The Green Man Peers from the Ceiling of Rosslyn Chapel Outside Edinburgh

Wind and wan light prance around Rosslyn Chapel in the shadow of the Pentland Hills south of Edinburgh. This Midlothian alien reaches toward its seventh century of age. The chapel was born of Roman Catholicism, but it looks like a melange of every known religion worked into stone by a twisted fantasist. Spires and arches and vaulted roofs of aging blonde stone shoulder uncomfortably next to each other. I leave my breath at the door and step into the dreams and night terrors of a mad stonemason. Every surface is carved with angels and demons, biblical scenes, and flora and fauna from worlds that had not yet been discovered. Hidden within the stone opus are more than one hundred faces of a more distant time.

The Green Man. A mischievous, almost demonic, face wreathed in vegetation leers from bosses and pillars around the chapel. From what lost religion does he hail? And why is he here in Rosslyn Chapel? I am reminded that religions build over and erase one another, but not without traces. Ancient beliefs carry forward into old beliefs and then into current beliefs like blue eyes through a family’s generations. There is something primordial and entrancing in the Green Man’s visage. There are secrets here, waiting. There is still mystery left in our world.

Article Comments

  1. ngwright May 25, 2012 at 7:25 am

    I really enjoyed the story about the master and apprentice

  2. Andi May 25, 2012 at 4:11 pm

    Beautiful words & shot!

  3. Linda May 26, 2012 at 6:17 am

    Ditto what Andi said. I had similar thoughts this week, checking the origins of a Christian festival, I found out that, as so often, its roots were, actually, Pagan. Fascinating stuff.
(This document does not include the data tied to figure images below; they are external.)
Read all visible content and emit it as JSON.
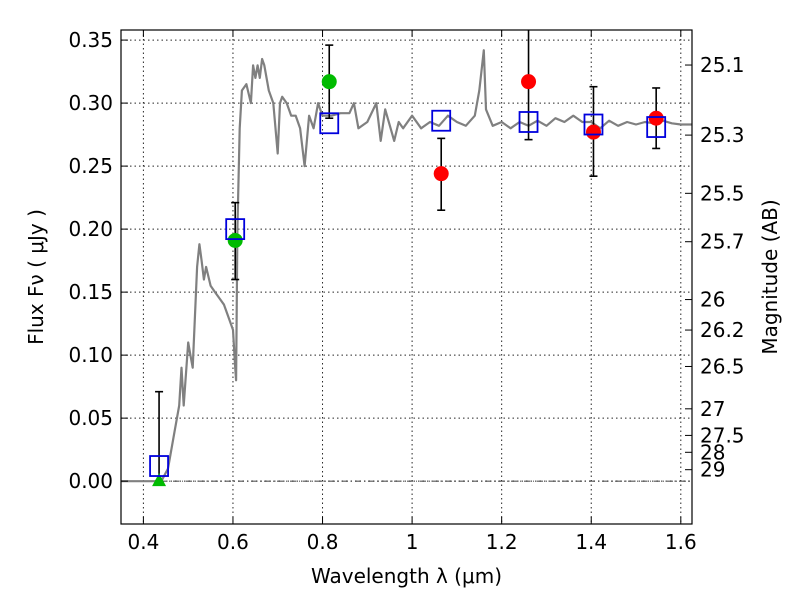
{
  "chart_data": {
    "type": "scatter",
    "title": "",
    "xlabel": "Wavelength  λ (μm)",
    "ylabel_left": "Flux  Fν  ( μJy )",
    "ylabel_right": "Magnitude (AB)",
    "xlim": [
      0.35,
      1.625
    ],
    "ylim": [
      -0.034,
      0.358
    ],
    "grid": true,
    "x_ticks": [
      0.4,
      0.6,
      0.8,
      1.0,
      1.2,
      1.4,
      1.6
    ],
    "x_tick_labels": [
      "0.4",
      "0.6",
      "0.8",
      "1",
      "1.2",
      "1.4",
      "1.6"
    ],
    "y_ticks": [
      0.0,
      0.05,
      0.1,
      0.15,
      0.2,
      0.25,
      0.3,
      0.35
    ],
    "y_tick_labels": [
      "0.00",
      "0.05",
      "0.10",
      "0.15",
      "0.20",
      "0.25",
      "0.30",
      "0.35"
    ],
    "right_ticks": [
      {
        "label": "25.1",
        "flux": 0.3302
      },
      {
        "label": "25.3",
        "flux": 0.2746
      },
      {
        "label": "25.5",
        "flux": 0.2284
      },
      {
        "label": "25.7",
        "flux": 0.19
      },
      {
        "label": "26",
        "flux": 0.1441
      },
      {
        "label": "26.2",
        "flux": 0.1199
      },
      {
        "label": "26.5",
        "flux": 0.091
      },
      {
        "label": "27",
        "flux": 0.0574
      },
      {
        "label": "27.5",
        "flux": 0.0363
      },
      {
        "label": "28",
        "flux": 0.0229
      },
      {
        "label": "29",
        "flux": 0.0091
      }
    ],
    "model_spectrum": {
      "color": "#808080",
      "points": [
        [
          0.35,
          0.0
        ],
        [
          0.44,
          0.0
        ],
        [
          0.455,
          0.01
        ],
        [
          0.47,
          0.04
        ],
        [
          0.48,
          0.06
        ],
        [
          0.485,
          0.09
        ],
        [
          0.49,
          0.06
        ],
        [
          0.5,
          0.11
        ],
        [
          0.505,
          0.1
        ],
        [
          0.51,
          0.09
        ],
        [
          0.52,
          0.17
        ],
        [
          0.525,
          0.188
        ],
        [
          0.53,
          0.175
        ],
        [
          0.535,
          0.16
        ],
        [
          0.54,
          0.17
        ],
        [
          0.55,
          0.155
        ],
        [
          0.56,
          0.15
        ],
        [
          0.57,
          0.145
        ],
        [
          0.58,
          0.14
        ],
        [
          0.59,
          0.13
        ],
        [
          0.6,
          0.12
        ],
        [
          0.605,
          0.09
        ],
        [
          0.607,
          0.08
        ],
        [
          0.61,
          0.2
        ],
        [
          0.615,
          0.28
        ],
        [
          0.62,
          0.31
        ],
        [
          0.63,
          0.315
        ],
        [
          0.64,
          0.3
        ],
        [
          0.645,
          0.33
        ],
        [
          0.65,
          0.32
        ],
        [
          0.655,
          0.33
        ],
        [
          0.66,
          0.32
        ],
        [
          0.665,
          0.335
        ],
        [
          0.67,
          0.33
        ],
        [
          0.68,
          0.31
        ],
        [
          0.69,
          0.3
        ],
        [
          0.7,
          0.26
        ],
        [
          0.705,
          0.3
        ],
        [
          0.71,
          0.305
        ],
        [
          0.72,
          0.3
        ],
        [
          0.73,
          0.29
        ],
        [
          0.74,
          0.29
        ],
        [
          0.75,
          0.28
        ],
        [
          0.76,
          0.25
        ],
        [
          0.77,
          0.29
        ],
        [
          0.78,
          0.28
        ],
        [
          0.79,
          0.3
        ],
        [
          0.8,
          0.29
        ],
        [
          0.82,
          0.29
        ],
        [
          0.84,
          0.292
        ],
        [
          0.86,
          0.292
        ],
        [
          0.87,
          0.3
        ],
        [
          0.88,
          0.28
        ],
        [
          0.9,
          0.285
        ],
        [
          0.92,
          0.3
        ],
        [
          0.93,
          0.27
        ],
        [
          0.94,
          0.295
        ],
        [
          0.96,
          0.27
        ],
        [
          0.97,
          0.285
        ],
        [
          0.98,
          0.28
        ],
        [
          1.0,
          0.29
        ],
        [
          1.02,
          0.28
        ],
        [
          1.04,
          0.285
        ],
        [
          1.06,
          0.282
        ],
        [
          1.08,
          0.29
        ],
        [
          1.1,
          0.285
        ],
        [
          1.12,
          0.282
        ],
        [
          1.14,
          0.29
        ],
        [
          1.15,
          0.31
        ],
        [
          1.16,
          0.342
        ],
        [
          1.165,
          0.295
        ],
        [
          1.18,
          0.282
        ],
        [
          1.2,
          0.285
        ],
        [
          1.22,
          0.28
        ],
        [
          1.24,
          0.285
        ],
        [
          1.26,
          0.282
        ],
        [
          1.28,
          0.286
        ],
        [
          1.3,
          0.282
        ],
        [
          1.32,
          0.288
        ],
        [
          1.34,
          0.285
        ],
        [
          1.36,
          0.29
        ],
        [
          1.38,
          0.285
        ],
        [
          1.4,
          0.285
        ],
        [
          1.42,
          0.28
        ],
        [
          1.44,
          0.286
        ],
        [
          1.46,
          0.282
        ],
        [
          1.48,
          0.285
        ],
        [
          1.5,
          0.283
        ],
        [
          1.52,
          0.285
        ],
        [
          1.54,
          0.284
        ],
        [
          1.56,
          0.286
        ],
        [
          1.58,
          0.284
        ],
        [
          1.6,
          0.283
        ],
        [
          1.625,
          0.283
        ]
      ]
    },
    "series": [
      {
        "marker": "triangle",
        "color": "#00bb00",
        "points": [
          {
            "x": 0.435,
            "y": 0.0
          }
        ]
      },
      {
        "marker": "circle",
        "color": "#00bb00",
        "points": [
          {
            "x": 0.605,
            "y": 0.191
          },
          {
            "x": 0.815,
            "y": 0.317
          }
        ]
      },
      {
        "marker": "circle",
        "color": "#ff0000",
        "points": [
          {
            "x": 1.065,
            "y": 0.244
          },
          {
            "x": 1.26,
            "y": 0.317
          },
          {
            "x": 1.405,
            "y": 0.277
          },
          {
            "x": 1.545,
            "y": 0.288
          }
        ]
      },
      {
        "marker": "square-open",
        "color": "#0000dd",
        "points": [
          {
            "x": 0.435,
            "y": 0.012
          },
          {
            "x": 0.605,
            "y": 0.2
          },
          {
            "x": 0.815,
            "y": 0.284
          },
          {
            "x": 1.065,
            "y": 0.286
          },
          {
            "x": 1.26,
            "y": 0.285
          },
          {
            "x": 1.405,
            "y": 0.283
          },
          {
            "x": 1.545,
            "y": 0.281
          }
        ]
      }
    ],
    "error_bars": [
      {
        "x": 0.435,
        "low": 0.0,
        "high": 0.071
      },
      {
        "x": 0.605,
        "low": 0.16,
        "high": 0.221
      },
      {
        "x": 0.815,
        "low": 0.288,
        "high": 0.346
      },
      {
        "x": 1.065,
        "low": 0.215,
        "high": 0.272
      },
      {
        "x": 1.26,
        "low": 0.271,
        "high": 0.36
      },
      {
        "x": 1.405,
        "low": 0.242,
        "high": 0.313
      },
      {
        "x": 1.545,
        "low": 0.264,
        "high": 0.312
      }
    ]
  }
}
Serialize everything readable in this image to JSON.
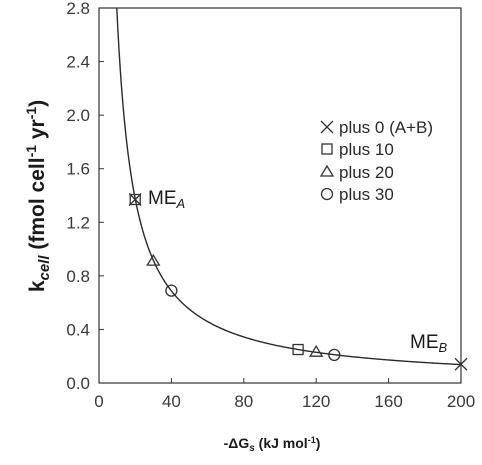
{
  "chart_data": {
    "type": "scatter",
    "xlabel": {
      "prefix": "-ΔG",
      "sub": "s",
      "suffix": " (kJ mol",
      "sup": "-1",
      "end": ")"
    },
    "ylabel": {
      "prefix": "k",
      "sub": "cell",
      "mid1": " (fmol cell",
      "sup1": "-1",
      "mid2": " yr",
      "sup2": "-1",
      "end": ")"
    },
    "xlim": [
      0,
      200
    ],
    "ylim": [
      0,
      2.8
    ],
    "xticks": [
      0,
      40,
      80,
      120,
      160,
      200
    ],
    "yticks": [
      0.0,
      0.4,
      0.8,
      1.2,
      1.6,
      2.0,
      2.4,
      2.8
    ],
    "ytick_labels": [
      "0.0",
      "0.4",
      "0.8",
      "1.2",
      "1.6",
      "2.0",
      "2.4",
      "2.8"
    ],
    "grid": false,
    "legend_position": "right-middle",
    "series": [
      {
        "name": "plus 0 (A+B)",
        "marker": "x",
        "points": [
          [
            20,
            1.37
          ],
          [
            200,
            0.14
          ]
        ]
      },
      {
        "name": "plus 10",
        "marker": "square",
        "points": [
          [
            20,
            1.37
          ],
          [
            110,
            0.25
          ]
        ]
      },
      {
        "name": "plus 20",
        "marker": "triangle",
        "points": [
          [
            30,
            0.91
          ],
          [
            120,
            0.23
          ]
        ]
      },
      {
        "name": "plus 30",
        "marker": "circle",
        "points": [
          [
            40,
            0.69
          ],
          [
            130,
            0.21
          ]
        ]
      }
    ],
    "fit_curve": {
      "form": "k = c / x",
      "c": 27.5
    },
    "annotations": [
      {
        "base": "ME",
        "sub": "A",
        "x": 20,
        "y": 1.37
      },
      {
        "base": "ME",
        "sub": "B",
        "x": 200,
        "y": 0.14
      }
    ]
  }
}
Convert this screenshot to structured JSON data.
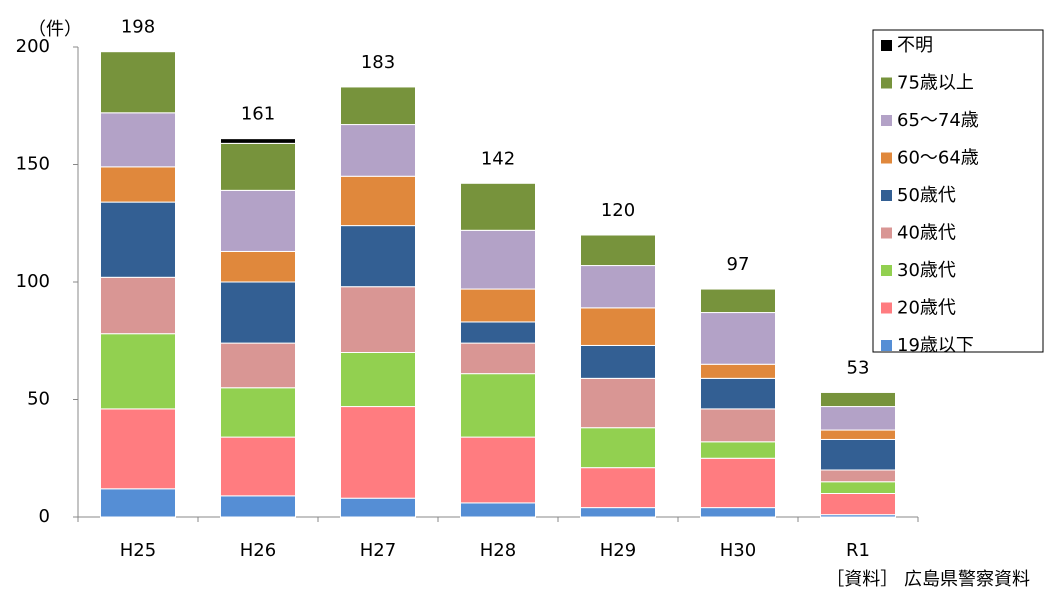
{
  "chart_data": {
    "type": "stacked_bar",
    "unit_label": "（件）",
    "source": "［資料］ 広島県警察資料",
    "categories": [
      "H25",
      "H26",
      "H27",
      "H28",
      "H29",
      "H30",
      "R1"
    ],
    "series": [
      {
        "name": "19歳以下",
        "color": "#558ed5",
        "values": [
          12,
          9,
          8,
          6,
          4,
          4,
          1
        ]
      },
      {
        "name": "20歳代",
        "color": "#ff7c80",
        "values": [
          34,
          25,
          39,
          28,
          17,
          21,
          9
        ]
      },
      {
        "name": "30歳代",
        "color": "#92d050",
        "values": [
          32,
          21,
          23,
          27,
          17,
          7,
          5
        ]
      },
      {
        "name": "40歳代",
        "color": "#d99694",
        "values": [
          24,
          19,
          28,
          13,
          21,
          14,
          5
        ]
      },
      {
        "name": "50歳代",
        "color": "#335f93",
        "values": [
          32,
          26,
          26,
          9,
          14,
          13,
          13
        ]
      },
      {
        "name": "60～64歳",
        "color": "#e0883c",
        "values": [
          15,
          13,
          21,
          14,
          16,
          6,
          4
        ]
      },
      {
        "name": "65～74歳",
        "color": "#b3a2c7",
        "values": [
          23,
          26,
          22,
          25,
          18,
          22,
          10
        ]
      },
      {
        "name": "75歳以上",
        "color": "#77933c",
        "values": [
          26,
          20,
          16,
          20,
          13,
          10,
          6
        ]
      },
      {
        "name": "不明",
        "color": "#000000",
        "values": [
          0,
          2,
          0,
          0,
          0,
          0,
          0
        ]
      }
    ],
    "totals": [
      198,
      161,
      183,
      142,
      120,
      97,
      53
    ],
    "ylim": [
      0,
      200
    ],
    "yticks": [
      0,
      50,
      100,
      150,
      200
    ],
    "grid": false,
    "legend": "upper right"
  }
}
    1. Keith Savage May 27, 2012 at 10:47 am

      Fascinating and purposefully buried. But places like Rosslyn Chapel help us remember.

  4. Jesse May 28, 2012 at 3:11 am

    One of the special thing Catholic Church leaves to the current and for the future generations marked very old culture and traditions for good faith and moral conservations.

  5. Kristina May 28, 2012 at 6:38 am

    The demonic faces in this chapel makes me scared 🙁

  6. Chael May 28, 2012 at 4:22 pm

    I dig your writing. It’s something quite different from the norm, and that’s something I think people should take note of. Keep doing that.

    1. Keith Savage May 28, 2012 at 9:47 pm

      Thank you for the kind words. It’s exactly the thought I’ve been trying to elicit.

  7. Daniel Meloy June 10, 2012 at 9:28 am

    Wow, very well written! Brief but captivating. So interesting, for that little bit of time while reading I was completely enraptured in the story.